I think of ACV as the reality check for distribution claims. Anyone can say "we're in 2,000 stores." ACV tells you whether those 2,000 stores represent 15% of the market or 75%.
The reason ACV matters comes down to a basic insight: not all retail outlets are equal. A Walmart Supercenter might do $100 million in annual sales. A corner convenience store might do $500,000. If your product is in the Walmart but not the convenience store, you have access to a massively larger share of consumer spending.
Simple store count (sometimes called "numeric distribution") treats both equally. One store is one store. That's misleading for strategic decisions. A brand in 100 small independents might have less actual market reach than a competitor in 10 major chain retailers.

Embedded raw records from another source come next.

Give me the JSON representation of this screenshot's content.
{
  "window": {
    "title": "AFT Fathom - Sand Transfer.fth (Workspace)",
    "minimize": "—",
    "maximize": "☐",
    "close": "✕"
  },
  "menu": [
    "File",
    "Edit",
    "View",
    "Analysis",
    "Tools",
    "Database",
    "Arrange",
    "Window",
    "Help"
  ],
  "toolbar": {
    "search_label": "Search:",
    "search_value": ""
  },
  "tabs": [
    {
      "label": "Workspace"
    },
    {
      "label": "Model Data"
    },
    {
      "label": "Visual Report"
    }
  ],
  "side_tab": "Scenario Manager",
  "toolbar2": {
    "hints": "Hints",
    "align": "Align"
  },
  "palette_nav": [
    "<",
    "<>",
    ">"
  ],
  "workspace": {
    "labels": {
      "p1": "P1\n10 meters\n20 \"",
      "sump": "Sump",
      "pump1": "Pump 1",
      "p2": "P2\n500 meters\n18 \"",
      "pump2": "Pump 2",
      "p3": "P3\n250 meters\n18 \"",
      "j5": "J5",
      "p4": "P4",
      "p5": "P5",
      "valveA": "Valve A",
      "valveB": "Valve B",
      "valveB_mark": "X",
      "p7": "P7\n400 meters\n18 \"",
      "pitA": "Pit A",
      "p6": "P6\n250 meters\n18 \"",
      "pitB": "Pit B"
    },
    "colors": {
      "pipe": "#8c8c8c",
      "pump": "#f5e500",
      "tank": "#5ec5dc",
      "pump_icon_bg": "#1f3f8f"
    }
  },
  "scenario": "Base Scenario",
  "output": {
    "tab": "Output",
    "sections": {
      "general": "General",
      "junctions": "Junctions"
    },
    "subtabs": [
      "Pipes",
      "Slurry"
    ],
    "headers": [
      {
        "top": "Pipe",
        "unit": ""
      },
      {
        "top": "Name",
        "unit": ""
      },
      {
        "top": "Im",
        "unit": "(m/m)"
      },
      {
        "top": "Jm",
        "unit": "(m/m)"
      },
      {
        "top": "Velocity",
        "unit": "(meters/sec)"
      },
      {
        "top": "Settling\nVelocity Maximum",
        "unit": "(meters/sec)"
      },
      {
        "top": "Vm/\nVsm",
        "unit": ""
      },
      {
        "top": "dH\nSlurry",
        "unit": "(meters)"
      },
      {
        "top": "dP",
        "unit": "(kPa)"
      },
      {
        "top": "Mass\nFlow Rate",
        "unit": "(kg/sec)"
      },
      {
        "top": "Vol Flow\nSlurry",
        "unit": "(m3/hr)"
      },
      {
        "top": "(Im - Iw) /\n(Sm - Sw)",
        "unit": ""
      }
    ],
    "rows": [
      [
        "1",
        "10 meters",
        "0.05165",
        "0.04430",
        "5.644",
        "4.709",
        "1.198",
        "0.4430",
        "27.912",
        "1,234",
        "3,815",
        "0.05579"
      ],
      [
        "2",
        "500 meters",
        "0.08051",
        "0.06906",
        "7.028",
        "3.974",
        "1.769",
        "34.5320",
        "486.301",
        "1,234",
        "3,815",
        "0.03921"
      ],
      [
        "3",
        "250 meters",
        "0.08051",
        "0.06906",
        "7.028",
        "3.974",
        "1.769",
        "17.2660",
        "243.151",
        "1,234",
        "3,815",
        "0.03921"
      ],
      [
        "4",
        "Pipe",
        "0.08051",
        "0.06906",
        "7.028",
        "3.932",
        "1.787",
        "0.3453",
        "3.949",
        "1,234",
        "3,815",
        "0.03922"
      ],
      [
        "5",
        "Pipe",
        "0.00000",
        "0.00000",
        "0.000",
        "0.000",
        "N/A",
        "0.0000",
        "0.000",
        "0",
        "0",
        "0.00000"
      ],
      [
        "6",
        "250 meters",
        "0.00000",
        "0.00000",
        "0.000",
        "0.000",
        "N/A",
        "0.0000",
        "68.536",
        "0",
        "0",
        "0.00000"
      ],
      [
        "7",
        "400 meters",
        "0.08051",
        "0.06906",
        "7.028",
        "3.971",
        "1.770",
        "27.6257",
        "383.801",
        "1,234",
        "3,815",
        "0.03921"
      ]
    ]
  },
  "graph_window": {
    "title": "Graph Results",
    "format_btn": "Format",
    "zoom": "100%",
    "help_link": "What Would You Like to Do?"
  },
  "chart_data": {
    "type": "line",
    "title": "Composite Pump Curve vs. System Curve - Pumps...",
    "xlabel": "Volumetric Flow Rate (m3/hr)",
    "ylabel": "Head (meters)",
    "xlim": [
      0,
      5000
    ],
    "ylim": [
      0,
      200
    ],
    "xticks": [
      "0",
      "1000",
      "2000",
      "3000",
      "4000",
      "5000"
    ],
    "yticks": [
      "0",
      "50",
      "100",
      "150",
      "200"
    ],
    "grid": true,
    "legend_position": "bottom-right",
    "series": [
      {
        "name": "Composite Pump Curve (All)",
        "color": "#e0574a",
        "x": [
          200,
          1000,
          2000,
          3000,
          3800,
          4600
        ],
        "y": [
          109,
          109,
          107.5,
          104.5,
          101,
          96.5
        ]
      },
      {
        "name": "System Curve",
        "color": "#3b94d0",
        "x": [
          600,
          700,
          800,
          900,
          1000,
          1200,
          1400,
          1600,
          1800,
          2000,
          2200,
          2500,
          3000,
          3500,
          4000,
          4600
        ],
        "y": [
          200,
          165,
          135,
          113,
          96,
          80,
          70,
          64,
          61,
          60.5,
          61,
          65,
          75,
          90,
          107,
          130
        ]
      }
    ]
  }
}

ACV-weighted distribution solves this by expressing distribution as a share of total retail volume. It directly ties into the Place dimension of the 4P Framework and connects to questions of market share and competitive strategy. When a CPG brand manager reports to their VP that they achieved 80% ACV distribution, they're saying their product is available in stores representing 80% of total retail dollar sales in the measured market.
The formula is straightforward:
% ACV Distribution = (Total ACV of Stores Carrying Your Product ÷ Total ACV of All Stores in the Market) × 100
Here's a worked example:
| Store | Annual Total Sales (ACV) | Carries Your Product? |
|---|---|---|
| Walmart Supercenter | $110,000,000 | Yes |
| Kroger | $65,000,000 | Yes |
| Target | $55,000,000 | No |
| Whole Foods | $30,000,000 | Yes |
| Local Co-op A | $4,000,000 | Yes |
| Local Co-op B | $3,000,000 | No |
| Corner Mart | $800,000 | No |
| Total Market ACV | $267,800,000 |
Stores carrying your product: Walmart + Kroger + Whole Foods + Local Co-op A = $209,000,000
% ACV Distribution = ($209,000,000 ÷ $267,800,000) × 100 = 78.0%
Your product is in only 4 of 7 stores (57% numeric distribution), but those 4 stores represent 78% of all retail dollar volume. ACV gives you the more strategically useful number.
According to CPG Data Insights, % ACV Distribution is considered "the 2nd most important measure" in CPG analytics, right behind dollar sales themselves.